The kind of architecture I'm talking about would do this with a blob of state with a velocity, that can exist per object, but it is not a "component." It is not a "thing" in and of itself; it isn't even an object, really. It definitely isn't a part of the object's interface. It barely qualifies as a part of the object's state, actually. You can think of it as a message ("move this object with this velocity") that can persist over multiple frames, or that re-sends itself after processing until some condition is reached. Or a "token" that indicates that an object belongs in a particular set that needs to be processed in a certain way, and it happens that it's convenient to use the "token" as a way to bind state to the object for the purposes of that processing. If you prefer to split these things along behaviour - though I would argue that splitting along behaviour and splitting along data are usually the same thing - you can do this for that, too - instead of switching on a flag or calling a virtual function on the object to determine what to do with it, just put the object - or more likely, a reference to the object - in a list of objects that need to be processed in that particular way, without any other state.

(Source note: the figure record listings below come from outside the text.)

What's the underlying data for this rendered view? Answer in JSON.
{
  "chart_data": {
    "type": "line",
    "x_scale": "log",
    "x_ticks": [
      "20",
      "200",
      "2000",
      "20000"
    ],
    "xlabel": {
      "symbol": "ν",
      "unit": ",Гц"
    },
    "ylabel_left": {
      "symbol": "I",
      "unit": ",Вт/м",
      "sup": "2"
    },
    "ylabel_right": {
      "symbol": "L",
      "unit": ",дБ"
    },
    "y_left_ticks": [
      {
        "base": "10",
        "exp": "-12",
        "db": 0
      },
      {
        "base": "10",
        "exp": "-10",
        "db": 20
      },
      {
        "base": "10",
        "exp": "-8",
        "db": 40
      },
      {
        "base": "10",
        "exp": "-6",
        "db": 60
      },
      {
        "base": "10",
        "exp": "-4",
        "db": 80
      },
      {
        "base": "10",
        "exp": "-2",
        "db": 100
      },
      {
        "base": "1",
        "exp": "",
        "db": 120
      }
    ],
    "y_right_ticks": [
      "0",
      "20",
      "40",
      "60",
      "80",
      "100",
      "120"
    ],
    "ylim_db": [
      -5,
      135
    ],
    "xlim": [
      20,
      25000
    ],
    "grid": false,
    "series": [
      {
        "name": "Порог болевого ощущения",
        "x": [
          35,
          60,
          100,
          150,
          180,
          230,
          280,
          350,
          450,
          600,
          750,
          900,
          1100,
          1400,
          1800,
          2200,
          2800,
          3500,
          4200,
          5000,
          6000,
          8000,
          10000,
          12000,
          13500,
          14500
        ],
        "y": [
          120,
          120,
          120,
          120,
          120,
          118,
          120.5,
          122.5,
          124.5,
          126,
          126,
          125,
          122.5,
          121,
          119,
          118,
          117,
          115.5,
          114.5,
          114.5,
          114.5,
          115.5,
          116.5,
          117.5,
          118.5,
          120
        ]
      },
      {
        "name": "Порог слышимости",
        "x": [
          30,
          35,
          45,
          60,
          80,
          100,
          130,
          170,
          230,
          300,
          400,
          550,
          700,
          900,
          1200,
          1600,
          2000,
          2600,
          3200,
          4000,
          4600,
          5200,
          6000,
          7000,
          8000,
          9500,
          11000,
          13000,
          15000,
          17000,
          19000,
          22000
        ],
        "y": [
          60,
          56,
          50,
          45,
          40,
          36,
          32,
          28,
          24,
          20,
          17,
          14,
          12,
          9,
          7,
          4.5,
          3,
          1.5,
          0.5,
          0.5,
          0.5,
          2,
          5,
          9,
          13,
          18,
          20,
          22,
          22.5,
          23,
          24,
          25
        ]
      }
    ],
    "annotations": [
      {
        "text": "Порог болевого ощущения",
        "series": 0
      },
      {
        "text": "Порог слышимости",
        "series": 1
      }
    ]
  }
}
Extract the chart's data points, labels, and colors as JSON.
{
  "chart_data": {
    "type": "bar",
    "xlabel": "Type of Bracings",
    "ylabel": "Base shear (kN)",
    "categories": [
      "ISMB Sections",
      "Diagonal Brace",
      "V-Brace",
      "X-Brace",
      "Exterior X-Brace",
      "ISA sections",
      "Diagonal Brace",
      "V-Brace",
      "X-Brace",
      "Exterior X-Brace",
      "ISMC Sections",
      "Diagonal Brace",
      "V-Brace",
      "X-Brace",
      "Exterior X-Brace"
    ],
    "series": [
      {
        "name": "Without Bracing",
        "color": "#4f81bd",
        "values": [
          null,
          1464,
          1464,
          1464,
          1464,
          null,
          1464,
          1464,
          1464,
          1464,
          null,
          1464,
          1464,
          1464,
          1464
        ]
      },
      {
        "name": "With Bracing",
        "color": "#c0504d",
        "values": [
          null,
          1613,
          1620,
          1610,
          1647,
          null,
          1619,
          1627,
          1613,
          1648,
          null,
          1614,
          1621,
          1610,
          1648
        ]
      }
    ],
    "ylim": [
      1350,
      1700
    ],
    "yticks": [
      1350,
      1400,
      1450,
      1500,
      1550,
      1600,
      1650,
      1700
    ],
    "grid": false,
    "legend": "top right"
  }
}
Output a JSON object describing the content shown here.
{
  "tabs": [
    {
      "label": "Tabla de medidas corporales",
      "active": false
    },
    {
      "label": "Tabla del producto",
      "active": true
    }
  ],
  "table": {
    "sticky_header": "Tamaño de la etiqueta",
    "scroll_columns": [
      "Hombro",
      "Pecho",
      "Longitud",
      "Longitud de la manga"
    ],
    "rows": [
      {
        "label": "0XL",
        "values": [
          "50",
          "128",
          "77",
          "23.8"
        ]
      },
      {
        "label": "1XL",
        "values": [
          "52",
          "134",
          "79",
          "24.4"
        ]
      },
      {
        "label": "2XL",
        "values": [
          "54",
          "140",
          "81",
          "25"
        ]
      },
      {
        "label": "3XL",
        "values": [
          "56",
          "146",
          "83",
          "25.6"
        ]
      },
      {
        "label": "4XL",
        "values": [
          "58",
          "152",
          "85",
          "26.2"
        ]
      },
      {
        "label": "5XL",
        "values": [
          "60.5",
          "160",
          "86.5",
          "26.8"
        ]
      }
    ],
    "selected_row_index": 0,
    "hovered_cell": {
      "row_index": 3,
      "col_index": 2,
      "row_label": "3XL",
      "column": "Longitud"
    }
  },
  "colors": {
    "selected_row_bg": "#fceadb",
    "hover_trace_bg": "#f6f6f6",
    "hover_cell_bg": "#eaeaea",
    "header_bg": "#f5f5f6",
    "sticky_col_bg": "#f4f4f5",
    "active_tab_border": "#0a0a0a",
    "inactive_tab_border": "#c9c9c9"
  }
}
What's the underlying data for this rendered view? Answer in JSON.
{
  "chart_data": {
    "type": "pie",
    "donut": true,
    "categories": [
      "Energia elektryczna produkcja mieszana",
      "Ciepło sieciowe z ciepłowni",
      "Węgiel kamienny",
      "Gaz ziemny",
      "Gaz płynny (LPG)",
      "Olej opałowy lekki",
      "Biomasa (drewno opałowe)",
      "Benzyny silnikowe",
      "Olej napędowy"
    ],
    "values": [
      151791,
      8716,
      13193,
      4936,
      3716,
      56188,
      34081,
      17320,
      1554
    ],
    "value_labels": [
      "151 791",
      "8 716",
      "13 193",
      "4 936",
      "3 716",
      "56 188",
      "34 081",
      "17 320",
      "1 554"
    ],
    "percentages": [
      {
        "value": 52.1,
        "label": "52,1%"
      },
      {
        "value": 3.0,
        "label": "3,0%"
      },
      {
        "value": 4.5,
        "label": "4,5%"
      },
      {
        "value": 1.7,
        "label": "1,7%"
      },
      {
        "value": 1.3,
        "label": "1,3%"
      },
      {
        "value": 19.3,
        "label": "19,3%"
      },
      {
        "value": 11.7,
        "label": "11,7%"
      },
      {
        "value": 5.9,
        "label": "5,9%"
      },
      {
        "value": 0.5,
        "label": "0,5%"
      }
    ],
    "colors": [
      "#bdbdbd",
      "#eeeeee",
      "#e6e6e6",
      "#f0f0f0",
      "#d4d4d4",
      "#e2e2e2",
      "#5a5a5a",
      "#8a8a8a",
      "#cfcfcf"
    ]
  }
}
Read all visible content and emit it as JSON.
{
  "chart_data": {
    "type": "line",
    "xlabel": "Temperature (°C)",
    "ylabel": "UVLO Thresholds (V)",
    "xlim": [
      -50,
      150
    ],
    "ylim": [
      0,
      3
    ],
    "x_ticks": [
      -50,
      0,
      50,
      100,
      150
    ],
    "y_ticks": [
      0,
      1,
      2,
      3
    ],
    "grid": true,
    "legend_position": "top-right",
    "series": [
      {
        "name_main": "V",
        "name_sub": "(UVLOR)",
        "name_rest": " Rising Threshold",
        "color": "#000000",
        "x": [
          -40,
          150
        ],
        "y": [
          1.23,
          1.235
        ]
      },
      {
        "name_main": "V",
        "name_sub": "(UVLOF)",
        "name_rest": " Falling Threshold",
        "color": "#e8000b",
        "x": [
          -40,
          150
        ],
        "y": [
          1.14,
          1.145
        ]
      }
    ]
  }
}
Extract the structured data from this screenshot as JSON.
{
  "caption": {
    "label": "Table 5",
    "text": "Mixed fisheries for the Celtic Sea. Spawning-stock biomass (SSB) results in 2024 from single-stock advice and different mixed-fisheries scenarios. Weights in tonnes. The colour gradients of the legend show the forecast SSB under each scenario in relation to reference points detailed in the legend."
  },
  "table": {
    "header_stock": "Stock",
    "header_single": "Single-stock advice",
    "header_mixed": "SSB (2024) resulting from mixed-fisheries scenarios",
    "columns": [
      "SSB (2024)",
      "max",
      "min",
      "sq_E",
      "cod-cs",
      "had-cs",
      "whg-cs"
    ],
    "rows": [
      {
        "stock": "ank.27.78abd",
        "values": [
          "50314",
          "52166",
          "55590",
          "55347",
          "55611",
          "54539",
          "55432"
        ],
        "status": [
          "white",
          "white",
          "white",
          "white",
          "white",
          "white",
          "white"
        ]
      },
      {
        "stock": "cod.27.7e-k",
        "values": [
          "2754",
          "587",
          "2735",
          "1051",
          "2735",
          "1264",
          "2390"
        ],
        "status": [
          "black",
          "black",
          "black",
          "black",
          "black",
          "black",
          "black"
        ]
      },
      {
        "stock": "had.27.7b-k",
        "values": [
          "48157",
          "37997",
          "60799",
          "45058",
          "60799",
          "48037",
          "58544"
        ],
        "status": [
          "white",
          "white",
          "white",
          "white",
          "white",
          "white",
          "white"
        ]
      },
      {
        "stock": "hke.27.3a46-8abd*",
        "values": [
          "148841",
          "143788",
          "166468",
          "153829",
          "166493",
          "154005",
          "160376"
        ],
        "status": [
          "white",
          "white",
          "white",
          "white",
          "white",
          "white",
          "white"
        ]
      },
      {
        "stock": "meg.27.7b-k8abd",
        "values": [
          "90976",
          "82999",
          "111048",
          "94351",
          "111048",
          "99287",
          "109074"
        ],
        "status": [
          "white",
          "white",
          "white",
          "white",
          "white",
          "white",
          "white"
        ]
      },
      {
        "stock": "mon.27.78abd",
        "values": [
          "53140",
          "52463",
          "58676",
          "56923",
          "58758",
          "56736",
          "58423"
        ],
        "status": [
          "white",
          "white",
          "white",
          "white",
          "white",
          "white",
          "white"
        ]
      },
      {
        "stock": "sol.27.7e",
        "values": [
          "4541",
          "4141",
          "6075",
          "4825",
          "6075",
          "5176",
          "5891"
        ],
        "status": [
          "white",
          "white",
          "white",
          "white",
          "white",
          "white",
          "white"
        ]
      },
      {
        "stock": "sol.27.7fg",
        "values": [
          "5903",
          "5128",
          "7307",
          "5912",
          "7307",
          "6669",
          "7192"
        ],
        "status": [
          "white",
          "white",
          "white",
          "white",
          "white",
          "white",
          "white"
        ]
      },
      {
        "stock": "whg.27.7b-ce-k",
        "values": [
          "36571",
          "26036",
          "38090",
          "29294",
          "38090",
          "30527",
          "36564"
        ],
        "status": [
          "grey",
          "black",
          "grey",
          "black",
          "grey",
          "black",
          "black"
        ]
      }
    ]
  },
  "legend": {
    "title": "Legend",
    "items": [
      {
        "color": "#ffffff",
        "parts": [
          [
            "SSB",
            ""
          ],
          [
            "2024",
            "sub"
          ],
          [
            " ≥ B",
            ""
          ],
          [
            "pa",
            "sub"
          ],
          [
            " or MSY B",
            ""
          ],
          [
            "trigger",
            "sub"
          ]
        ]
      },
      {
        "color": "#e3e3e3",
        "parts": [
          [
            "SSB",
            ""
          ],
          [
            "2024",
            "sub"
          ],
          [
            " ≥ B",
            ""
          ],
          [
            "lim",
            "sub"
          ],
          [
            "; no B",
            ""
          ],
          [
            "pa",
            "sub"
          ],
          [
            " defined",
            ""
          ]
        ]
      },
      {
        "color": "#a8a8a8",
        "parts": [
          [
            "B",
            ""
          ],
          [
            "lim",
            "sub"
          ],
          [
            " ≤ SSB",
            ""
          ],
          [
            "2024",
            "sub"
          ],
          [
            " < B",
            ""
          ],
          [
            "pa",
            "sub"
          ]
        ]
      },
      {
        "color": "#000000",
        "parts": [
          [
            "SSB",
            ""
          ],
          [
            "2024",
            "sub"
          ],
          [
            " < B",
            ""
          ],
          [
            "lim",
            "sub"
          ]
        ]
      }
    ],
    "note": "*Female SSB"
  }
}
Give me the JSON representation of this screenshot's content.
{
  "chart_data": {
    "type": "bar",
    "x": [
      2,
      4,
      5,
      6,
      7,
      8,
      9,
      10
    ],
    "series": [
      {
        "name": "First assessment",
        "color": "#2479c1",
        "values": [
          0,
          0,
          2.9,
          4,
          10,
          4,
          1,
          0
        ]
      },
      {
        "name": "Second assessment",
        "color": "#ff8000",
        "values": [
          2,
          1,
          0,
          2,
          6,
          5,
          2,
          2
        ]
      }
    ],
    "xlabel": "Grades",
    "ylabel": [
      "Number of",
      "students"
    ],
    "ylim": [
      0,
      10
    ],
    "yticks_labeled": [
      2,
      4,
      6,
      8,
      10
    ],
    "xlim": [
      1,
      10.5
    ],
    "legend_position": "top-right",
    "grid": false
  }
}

These "state tokens" are fundamentally ephemeral. When the object is no longer in that state, all the data it needed for that state goes away. You no longer have to think about it; you can no longer access it, so you can't accidentally screw things up and put the object in a bad state. Furthermore, hopefully you're doing this through some kind of class interface, so you have a place to put a breakpoint to see when an object is getting put into a state that it shouldn't be.

This is sort of analogous to how tokens and counters can be used in tabletop games. In a tabletop 4X game, for instance, you might send a fleet of spaceships to attack your opponent's colony. Now, you could have a single miniature on the game board that represents the fleet. You might keep track of how many ships are in the fleet and how much health each ship has using pen and paper - which is a lot of bookkeeping. Or, you could just have a stack of counters underneath the miniature representing ships and place damage counters beside the miniature when a ship takes damage. Then when a ship repairs itself you just remove the damage token; when a ship dies, you remove the counter that represents it in the fleet. Same idea here, but with pieces of state in software instead of cardboard counters.